DW-WORLD: Wie war das Weihnachtsfest bei der Truppe?

Oberleutnant Robert Habermann: Wir hatten natürlich viel zu tun. Die Familien nutzen die Möglichkeit, über Radio Andernach ihre Jungs und Mädels hier in Afghanistan zu grüßen. Das bedeutet für uns viel Arbeit, aber es ist eine Arbeit, die uns sehr viel Freude macht.

Mit den Grüßen ist es ja noch relativ einfach, mit Geschenken schon schwieriger. Gab's trotzdem welche?

Wir sind reichlich beschenkt worden. Von unseren Familien, unseren Freunden. Auch unser Spieß, also unser Kompanie-Feldwebel aus der Heimat, hat uns ein Paket geschickt. Da waren eine Flasche Bier und ein Bierkrug und solche Sachen drin. Das hat uns wirklich alle gefreut.

Jetzt sind das ja relativ kleine Geschenke, aber trotzdem Dinge, die die meisten Menschen in Afghanistan nicht haben. Ist es schwer sich über Geschenke zu freuen, wenn man sieht, wie schlecht es den Menschen geht?

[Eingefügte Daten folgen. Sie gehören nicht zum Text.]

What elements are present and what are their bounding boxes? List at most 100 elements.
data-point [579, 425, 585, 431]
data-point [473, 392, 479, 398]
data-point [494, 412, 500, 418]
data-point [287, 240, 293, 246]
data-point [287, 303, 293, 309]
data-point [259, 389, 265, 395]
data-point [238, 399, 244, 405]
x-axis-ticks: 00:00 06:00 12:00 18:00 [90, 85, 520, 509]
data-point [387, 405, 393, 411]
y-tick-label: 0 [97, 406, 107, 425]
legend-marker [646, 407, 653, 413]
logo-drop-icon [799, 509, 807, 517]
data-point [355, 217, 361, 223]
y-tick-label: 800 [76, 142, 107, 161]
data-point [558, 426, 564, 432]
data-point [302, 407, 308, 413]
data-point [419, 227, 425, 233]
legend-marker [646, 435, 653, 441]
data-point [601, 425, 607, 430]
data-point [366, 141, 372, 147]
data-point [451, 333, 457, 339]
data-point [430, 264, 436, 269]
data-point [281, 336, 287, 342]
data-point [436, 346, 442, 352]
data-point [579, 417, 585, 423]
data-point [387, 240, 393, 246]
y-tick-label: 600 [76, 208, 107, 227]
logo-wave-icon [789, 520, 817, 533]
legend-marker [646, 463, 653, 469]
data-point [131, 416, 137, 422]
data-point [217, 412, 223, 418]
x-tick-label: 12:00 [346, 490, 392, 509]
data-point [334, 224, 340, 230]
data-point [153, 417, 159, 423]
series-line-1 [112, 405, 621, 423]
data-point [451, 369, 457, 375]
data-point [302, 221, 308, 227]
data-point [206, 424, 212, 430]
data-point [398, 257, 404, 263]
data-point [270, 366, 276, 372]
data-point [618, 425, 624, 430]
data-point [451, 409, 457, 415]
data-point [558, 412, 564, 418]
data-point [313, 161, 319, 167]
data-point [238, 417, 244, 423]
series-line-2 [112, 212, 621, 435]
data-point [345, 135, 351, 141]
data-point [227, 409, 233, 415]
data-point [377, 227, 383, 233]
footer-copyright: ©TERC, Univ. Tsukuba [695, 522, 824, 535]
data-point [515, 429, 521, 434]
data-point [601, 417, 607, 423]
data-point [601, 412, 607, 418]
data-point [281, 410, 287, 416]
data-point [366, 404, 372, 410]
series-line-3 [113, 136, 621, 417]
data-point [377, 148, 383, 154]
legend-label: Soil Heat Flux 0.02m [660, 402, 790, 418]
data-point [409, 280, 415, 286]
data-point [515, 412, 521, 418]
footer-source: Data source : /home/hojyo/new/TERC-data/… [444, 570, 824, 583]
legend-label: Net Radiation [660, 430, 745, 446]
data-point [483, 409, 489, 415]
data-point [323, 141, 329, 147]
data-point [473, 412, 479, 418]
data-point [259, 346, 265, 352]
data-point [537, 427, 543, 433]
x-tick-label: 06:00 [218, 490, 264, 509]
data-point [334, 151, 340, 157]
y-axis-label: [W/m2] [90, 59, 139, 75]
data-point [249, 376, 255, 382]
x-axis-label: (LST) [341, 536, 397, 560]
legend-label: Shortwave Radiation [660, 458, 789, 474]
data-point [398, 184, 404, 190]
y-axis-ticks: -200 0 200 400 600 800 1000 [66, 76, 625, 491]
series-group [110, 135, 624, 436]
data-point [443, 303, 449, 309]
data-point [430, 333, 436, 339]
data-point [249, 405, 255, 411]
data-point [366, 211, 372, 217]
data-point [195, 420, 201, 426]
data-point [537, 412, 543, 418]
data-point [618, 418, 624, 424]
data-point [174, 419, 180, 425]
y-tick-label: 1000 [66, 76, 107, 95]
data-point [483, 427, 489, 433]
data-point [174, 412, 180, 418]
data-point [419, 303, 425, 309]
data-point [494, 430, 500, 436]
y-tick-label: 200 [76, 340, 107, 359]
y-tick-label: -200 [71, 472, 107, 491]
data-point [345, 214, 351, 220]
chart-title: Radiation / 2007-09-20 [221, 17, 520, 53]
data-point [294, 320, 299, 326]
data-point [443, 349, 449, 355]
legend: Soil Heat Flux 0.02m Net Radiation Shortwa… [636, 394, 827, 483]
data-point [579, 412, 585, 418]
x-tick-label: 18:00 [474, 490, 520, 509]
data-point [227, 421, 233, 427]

Das ist richtig. Die Probleme, die man selber hat – die Trennung von der Familie, der Dienst hier in diesem Land – werden sehr schnell sehr klein, wenn man sieht, wie die Menschen hier leben. Ganz besonders deutlich wurde uns das, als wir ein Waisenhaus in Kabul besucht haben. Dieses Waisenhaus, so schilderte uns der Direktor, verfügt über kein Brennholz. Brennholz ist hier in Afghanistan ein Luxus.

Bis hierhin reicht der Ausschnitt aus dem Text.